According to some sources the CIA appears to have supported the 1963 military coup in Iraq and the subsequent Saddam Hsien-led government up until the point of the 1990 Iraqi invasion of Kuwait. US support was premised on the notion that Iraq was a key buffer state in relations with the Soviet Union. There are court records indicating that the CIA gave military and monetary assistance to Iraq during the Iran-Iraq War. In 2002 an unnamed source, quoted in the Washington Post, says that the CIA was authorized to undertake a covert operation, if necessary with help of the Special Forces, that could serve as a preparation for a full-scale military attack of Iraq. It became widely known that the basis of the second Gulf War in 2003 was erroneous intelligence regarding Iraq's weapons capability.
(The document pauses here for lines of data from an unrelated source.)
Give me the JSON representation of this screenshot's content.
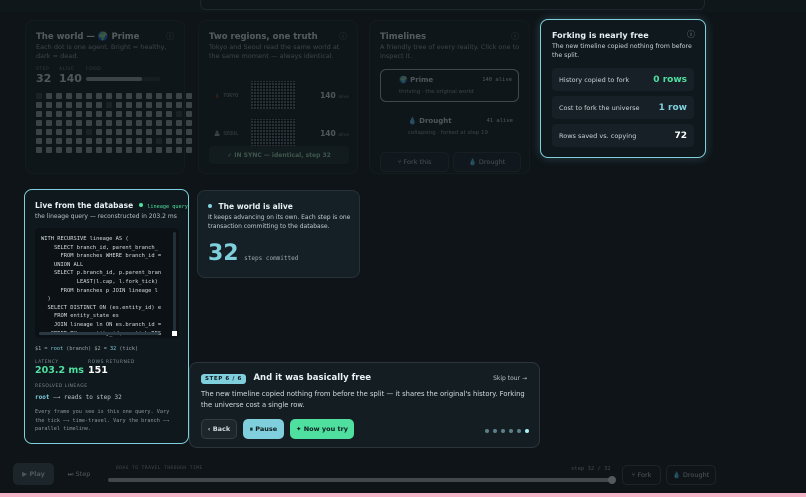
{
  "world": {
    "title": "The world —",
    "title_emoji": "🌍",
    "title_name": "Prime",
    "desc": "Each dot is one agent. Bright = healthy, dark = dead.",
    "stat1_label": "STEP",
    "stat1_value": "32",
    "stat2_label": "ALIVE",
    "stat2_value": "140",
    "stat3_label": "FOOD",
    "food_fraction": 0.75
  },
  "regions": {
    "title": "Two regions, one truth",
    "desc": "Tokyo and Seoul read the same world at the same moment — always identical.",
    "tokyo_label": "🗼 TOKYO",
    "tokyo_value": "140",
    "tokyo_unit": "alive",
    "seoul_label": "🏯 SEOUL",
    "seoul_value": "140",
    "seoul_unit": "alive",
    "sync_label": "✓ IN SYNC — identical, step 32"
  },
  "timelines": {
    "title": "Timelines",
    "desc": "A friendly tree of every reality. Click one to inspect it.",
    "prime_name": "🌍 Prime",
    "prime_count": "140 alive",
    "prime_status": "thriving · the original world",
    "drought_name": "💧 Drought",
    "drought_count": "41 alive",
    "drought_status": "collapsing · forked at step 19",
    "fork_button": "⑂ Fork this",
    "drought_button": "💧 Drought"
  },
  "forking": {
    "title": "Forking is nearly free",
    "desc": "The new timeline copied nothing from before the split.",
    "row1_label": "History copied to fork",
    "row1_value": "0 rows",
    "row2_label": "Cost to fork the universe",
    "row2_value": "1 row",
    "row3_label": "Rows saved vs. copying",
    "row3_value": "72",
    "colors": {
      "green": "#4fe0a0",
      "cyan": "#7fd0dc"
    }
  },
  "live": {
    "title": "Live from the database",
    "badge": "lineage query",
    "subtitle": "the lineage query — reconstructed in 203.2 ms",
    "code": [
      "WITH RECURSIVE lineage AS (",
      "    SELECT branch_id, parent_branch_",
      "      FROM branches WHERE branch_id =",
      "    UNION ALL",
      "    SELECT p.branch_id, p.parent_bran",
      "           LEAST(l.cap, l.fork_tick)",
      "      FROM branches p JOIN lineage l",
      "  )",
      "  SELECT DISTINCT ON (es.entity_id) e",
      "    FROM entity_state es",
      "    JOIN lineage ln ON es.branch_id =",
      "   ORDER BY es.entity_id, es.tick DES"
    ],
    "params_prefix1": "$1 = ",
    "params_val1": "root",
    "params_mid": " (branch)  $2 = ",
    "params_val2": "32",
    "params_suffix": " (tick)",
    "latency_label": "LATENCY",
    "latency_value": "203.2 ms",
    "rows_label": "ROWS RETURNED",
    "rows_value": "151",
    "resolved_label": "RESOLVED LINEAGE",
    "resolved_root": "root",
    "resolved_rest": " —→ reads to step 32",
    "footer": "Every frame you see is this one query. Vary the tick —→ time-travel. Vary the branch —→ parallel timeline."
  },
  "alive": {
    "title": "The world is alive",
    "desc": "It keeps advancing on its own. Each step is one transaction committing to the database.",
    "steps_value": "32",
    "steps_label": "steps committed"
  },
  "tour": {
    "step_pill": "STEP 6 / 6",
    "title": "And it was basically free",
    "skip": "Skip tour →",
    "body": "The new timeline copied nothing from before the split — it shares the original's history. Forking the universe cost a single row.",
    "back": "‹ Back",
    "pause": "⏸ Pause",
    "try": "✦ Now you try",
    "dots_total": 6,
    "dots_active": 6
  },
  "bottom": {
    "play": "▶ Play",
    "step": "⏭ Step",
    "drag_label": "DRAG TO TRAVEL THROUGH TIME",
    "step_readout": "step 32 / 32",
    "fork": "⑂ Fork",
    "drought": "💧 Drought",
    "progress": 1.0
  }
}
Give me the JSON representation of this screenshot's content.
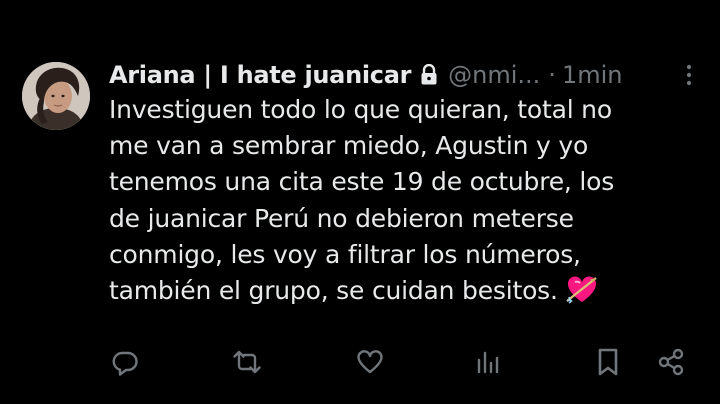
{
  "tweet": {
    "display_name": "Ariana | I hate juanicar",
    "handle": "@nmi...",
    "separator": "·",
    "time": "1min",
    "lines": [
      "Investiguen todo lo que quieran, total no",
      "me van a sembrar miedo, Agustin y yo",
      "tenemos una cita este 19 de octubre, los",
      "de juanicar Perú no debieron meterse",
      "conmigo, les voy a filtrar los números,",
      "también el grupo, se cuidan besitos."
    ],
    "emoji": "heart-with-arrow"
  },
  "actions": {
    "icons": [
      "reply-icon",
      "retweet-icon",
      "like-icon",
      "views-icon",
      "bookmark-icon",
      "share-icon"
    ]
  },
  "colors": {
    "background": "#000000",
    "text": "#e7e9ea",
    "secondary": "#71767b",
    "heart_pink": "#f91880"
  }
}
The term 'Weapons of Mass Destruction' (WMD) was famous around the world and was frequently used to deride those who had initiated the invasion, notably George Bush Jr. and Tony Blair.

The questions of whether CIA intelligence could have prevented the Sept. 11th, 2001, terrorist attack on the World Trade Center and the unreliability of U.S. intelligence on Weapons of mass Destruction in Iraq have been a focus of intense scrutiny in the U.S. in 2004 particularly in the context of the 9/11 Commision, the continuing armed resistance against U.S. occupation of Iraq, and the widely perceived need for systematic review of the respective roles of the CIA, FBI and the Defense Intelligence Agency. On July 9th, 2004 the Senate report of Pre-war Intelligence on Iraq of the Senate Intelligence Committe stated that the CIA described the danger presented by Weapons of Mass Destruction in Iraq in an unreasonable way, largely unsupported by the available intelligence. In a briefing held Sept 15th, 2001 George Tenet presented the Worldwide Attack Matrix, a 'top-secret' document describing covert CIA anti-terror operations in 80 countries in Asia, the Middle East, and Africa. The actions, underway or being recommended, would range from 'routine propaganda to lethal covert action in preparation for military attacks'.

The plans, if carried out, 'would give the CIA the broadest and most lethal authority in its history'.